FIG. 24 depicts an example of a method 2400 for using an antenna. This method 2400 may be performed based on the description of the devices, modules, and principles described in relation to FIGS. 1-23. The method 2400 may include obtaining 2402 a stored attribute, receiving 2404 an input from an embedded antenna; comparing 2406 an input attribute of the input to a stored attribute; and sending 2408 an instruction to trigger a response with the embedded antenna based, at least in part, on the comparison.

FIG. 25 depicts an example of a method 2500 for using an antenna. This method 2500 may be performed based on the description of the devices, modules, and principles described in relation to FIGS. 1-24. The method 2500 may include receiving 2502 an input from an embedded antenna; comparing 2504 an input attribute of the input to a stored attribute; sending 2506 an instruction to trigger a response with the embedded antenna based, at least in part, on the comparison; and modifying 2508 the stored attribute by obtaining a subsequent attribute and modifying the stored attribute based on the subsequent attribute.

It should be noted that the methods, systems, and devices discussed above are intended merely to be examples. It must be stressed that various embodiments may omit, substitute, or add various procedures or components as appropriate. For instance, it should be appreciated that, in alternative embodiments, the methods may be performed in an order different from that described, and that various steps may be added, omitted, or combined. Also, features described with respect to certain embodiments may be combined in various other embodiments. Different aspects and elements of the embodiments may be combined in a similar manner. Also, it should be emphasized that technology evolves and, thus, many of the elements are exemplary in nature and should not be interpreted to limit the scope of the invention.

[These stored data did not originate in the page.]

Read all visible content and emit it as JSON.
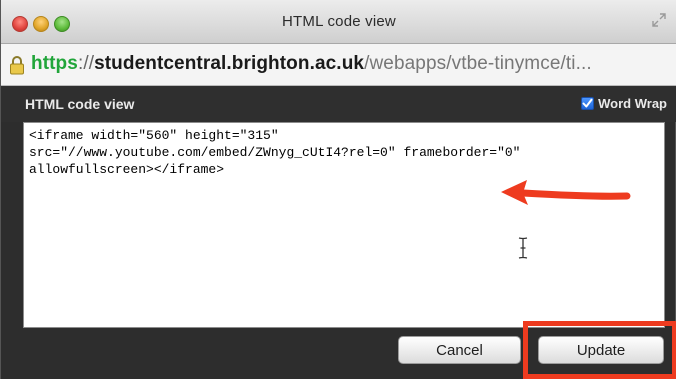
{
  "window": {
    "title": "HTML code view"
  },
  "address_bar": {
    "scheme": "https",
    "separator": "://",
    "host": "studentcentral.brighton.ac.uk",
    "path": "/webapps/vtbe-tinymce/ti..."
  },
  "panel": {
    "title": "HTML code view",
    "word_wrap_label": "Word Wrap",
    "word_wrap_checked": true
  },
  "editor": {
    "content": "<iframe width=\"560\" height=\"315\"\nsrc=\"//www.youtube.com/embed/ZWnyg_cUtI4?rel=0\" frameborder=\"0\"\nallowfullscreen></iframe>"
  },
  "buttons": {
    "cancel_label": "Cancel",
    "update_label": "Update"
  },
  "annotations": {
    "arrow_color": "#ee3b1f",
    "highlight_color": "#ee3b1f",
    "highlighted_target": "update-button"
  },
  "icons": {
    "lock": "lock-icon",
    "fullscreen": "fullscreen-icon",
    "checkbox": "checkmark-icon"
  }
}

Specific details are given in the description to provide a thorough understanding of the embodiments. However, it will be understood by one of ordinary skill in the art that the embodiments may be practiced without these specific details. For example, well-known circuits, processes, algorithms, structures, and techniques have been shown without unnecessary detail in order to avoid obscuring the embodiments.

Also, it is noted that the embodiments may be described as a process which is depicted as a flow diagram or block diagram. Although each may describe the operations as a sequential process, many of the operations can be performed in parallel or concurrently. In addition, the order of the operations may be rearranged. A process may have additional steps not included in the figure.

Having described several embodiments, it will be recognized by those of skill in the art that various modifications, alternative constructions, and equivalents may be used without departing from the spirit of the invention. For example, the above elements may merely be a component of a larger system, wherein other rules may take precedence over or otherwise modify the application of the invention. Also, a number of steps may be undertaken before, during, or after the above elements are considered. Accordingly, the above description should not be taken as limiting the scope of the invention.